Hacker News new | ask | show | jobs
by kannanvijayan 4392 days ago
My code doesn't work under race conditions. You're right the increment should be done before and the decrement after to avoid races. I just banged out the logic without giving it too much thought.

On removing redundant incref/decref pairs - this is nice, but it seems mostly a benefit because of the "automatic" part, not the refcounting part. Developers dealing with manual refcounting would probably recognize places where refcount manipulation is redundant and just elide them. A naive automation ends up inserting them everywhere, and this helps bring that back to what a "smart developer" would have written anyway.

On your second point, I've heard about this trick - in particular in smalltalk implementations. It's something I haven't fully looked into. It seems like the in-pointer refcount would only be valid if the pointer never escaped the function frame.
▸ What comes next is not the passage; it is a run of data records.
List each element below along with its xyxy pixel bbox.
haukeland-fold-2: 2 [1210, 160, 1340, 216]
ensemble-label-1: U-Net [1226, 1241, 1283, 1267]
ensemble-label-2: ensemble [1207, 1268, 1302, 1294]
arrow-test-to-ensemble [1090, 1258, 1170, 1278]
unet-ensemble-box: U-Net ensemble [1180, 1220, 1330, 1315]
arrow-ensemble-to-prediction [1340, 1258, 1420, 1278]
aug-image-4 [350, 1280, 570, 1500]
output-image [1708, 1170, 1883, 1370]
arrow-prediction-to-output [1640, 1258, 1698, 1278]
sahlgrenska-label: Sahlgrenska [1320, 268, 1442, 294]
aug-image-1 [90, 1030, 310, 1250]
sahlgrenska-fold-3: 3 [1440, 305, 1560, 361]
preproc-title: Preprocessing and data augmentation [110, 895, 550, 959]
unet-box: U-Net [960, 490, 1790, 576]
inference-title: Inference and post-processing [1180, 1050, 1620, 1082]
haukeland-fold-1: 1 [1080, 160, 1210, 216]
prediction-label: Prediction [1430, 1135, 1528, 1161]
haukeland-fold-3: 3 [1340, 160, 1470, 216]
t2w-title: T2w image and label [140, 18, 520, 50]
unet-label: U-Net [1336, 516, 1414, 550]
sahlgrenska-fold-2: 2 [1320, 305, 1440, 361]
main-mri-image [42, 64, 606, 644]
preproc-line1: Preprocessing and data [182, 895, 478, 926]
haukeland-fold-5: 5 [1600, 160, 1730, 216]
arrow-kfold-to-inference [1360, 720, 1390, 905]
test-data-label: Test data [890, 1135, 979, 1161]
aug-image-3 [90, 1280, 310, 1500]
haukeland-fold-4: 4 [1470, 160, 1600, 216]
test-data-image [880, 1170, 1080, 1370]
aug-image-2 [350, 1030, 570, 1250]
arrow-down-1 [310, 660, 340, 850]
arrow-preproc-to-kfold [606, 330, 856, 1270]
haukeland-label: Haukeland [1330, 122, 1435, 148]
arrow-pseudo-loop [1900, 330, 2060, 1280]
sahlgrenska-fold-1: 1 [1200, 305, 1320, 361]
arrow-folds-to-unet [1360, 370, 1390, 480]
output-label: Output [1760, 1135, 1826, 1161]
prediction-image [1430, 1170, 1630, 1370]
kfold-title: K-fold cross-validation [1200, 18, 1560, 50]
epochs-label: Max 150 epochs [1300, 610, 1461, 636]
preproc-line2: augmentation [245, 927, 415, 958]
More generally, you'd have to be able to guarantee that a particular pointer is the only reference to an object before the refcount could be stored in the pointer bits itself.

If you have more insight into the implementation of this, I'd be interested in hearing it. This "small refcount pointer tagging" thing is something I've been meaning to understand better but haven't gotten around to.

1 comments

Hmm, turns out I am wrong about the second point. Obj-C does not store the refcount in the pointer address:

https://www.mikeash.com/pyblog/friday-qa-2013-09-27-arm64-an...

They store it in isa field. Still, as long as you also call any virtual method of the object (or due to cache lines, use any field), it will still be pretty fast.